Ha coincidido la celebración de FITUR con la lectura del texto 'De ... viajeros y otras cosas' y que empieza así: «¿Es turística La Rioja? Debemos preguntar primero qué es un turista. Cavilo que turista es todo aquel que, interesado por cualquier particularidad de la vida de un pueblo, o por su historia, o por su arte, o por su tipismo, o por su culinaria, lo visita con curiosidad. El turista indaga, deambula por las calles viejas, se detiene ante las arquitecturas egregias, interroga a los labradores, registra paisajes y resulta, en el fondo, un colector de sensaciones. El turista no es necesariamente hombre de refinada cultura, y lo que le define es la visión errónea o acertada que aprende de un país. El turista es aquel que, ante el pueblo visitado, es capaz de tomar una posición».
Conviene considerar que cuando Ruibal escribe esto, apenas ha comenzado a gestarse el potente negocio del turismo. ¿Qué había antes?
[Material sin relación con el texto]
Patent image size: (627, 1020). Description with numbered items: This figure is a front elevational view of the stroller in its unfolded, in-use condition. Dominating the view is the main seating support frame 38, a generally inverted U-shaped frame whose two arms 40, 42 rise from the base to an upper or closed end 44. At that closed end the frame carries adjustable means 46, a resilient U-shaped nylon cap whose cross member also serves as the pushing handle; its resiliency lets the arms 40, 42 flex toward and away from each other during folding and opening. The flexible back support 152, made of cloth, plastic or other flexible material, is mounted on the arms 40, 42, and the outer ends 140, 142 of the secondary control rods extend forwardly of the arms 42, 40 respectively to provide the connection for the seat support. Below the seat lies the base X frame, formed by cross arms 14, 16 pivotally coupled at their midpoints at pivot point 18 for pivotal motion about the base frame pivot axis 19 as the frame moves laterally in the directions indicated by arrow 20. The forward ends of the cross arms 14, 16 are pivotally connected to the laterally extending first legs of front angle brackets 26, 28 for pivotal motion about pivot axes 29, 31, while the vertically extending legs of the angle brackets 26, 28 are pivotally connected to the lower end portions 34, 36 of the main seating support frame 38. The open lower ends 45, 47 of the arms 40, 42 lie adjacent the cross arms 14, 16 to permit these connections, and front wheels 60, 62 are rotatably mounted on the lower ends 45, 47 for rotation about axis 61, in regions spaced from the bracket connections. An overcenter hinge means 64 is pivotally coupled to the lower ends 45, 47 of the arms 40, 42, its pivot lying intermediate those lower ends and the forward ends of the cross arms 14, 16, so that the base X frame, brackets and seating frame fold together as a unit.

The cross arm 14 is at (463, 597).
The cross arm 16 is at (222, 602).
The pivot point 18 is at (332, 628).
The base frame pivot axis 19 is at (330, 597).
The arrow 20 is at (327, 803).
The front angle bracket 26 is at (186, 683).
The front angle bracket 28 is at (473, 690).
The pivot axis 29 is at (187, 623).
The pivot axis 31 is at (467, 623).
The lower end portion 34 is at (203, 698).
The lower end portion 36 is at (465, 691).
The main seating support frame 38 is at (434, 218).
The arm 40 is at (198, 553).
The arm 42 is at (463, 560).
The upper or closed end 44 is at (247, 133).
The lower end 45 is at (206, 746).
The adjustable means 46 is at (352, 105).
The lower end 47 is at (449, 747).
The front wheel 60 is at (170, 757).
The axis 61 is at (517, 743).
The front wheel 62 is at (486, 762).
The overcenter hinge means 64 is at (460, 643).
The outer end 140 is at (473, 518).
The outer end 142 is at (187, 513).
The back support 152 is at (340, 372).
Viajeros.
No fue esta región frecuentada por los viajeros. Del camino a Tarazona hecho por Felipe II en 1592 da cuenta Enrique Cock y apunta algunos detalles del tránsito entre Santo Domingo y Viana. En el siglo XVIII todos bebemos de lo que dejó escrito el ilustrado Jovellanos. Los viajeros románticos apenas si dejaron referencias. Nunca fue esta zona, a desmano de las rutas importantes, una 'tierra de tránsito' para los viajeros.
Sigo leyendo al periodista: «Se ha iniciado, y al parecer bajo estupendos auspicios, un excursionismo que cabe calificar de vinícola. Se trata de ingleses que llegan en barco a Bilbao y de allí se trasladan a La Rioja con el propósito de visitar sus bodegas (...). He preguntado si este turismo vinatero beneficia a los bodegueros y me pareció notar un cierto escepticismo, aunque es posible que de retorno a su país alguno rememore la cata riojana y adquiera en una tienda unas botellas. No sé si esta amenidad se ha instaurado en España. Acaso tenga éxito».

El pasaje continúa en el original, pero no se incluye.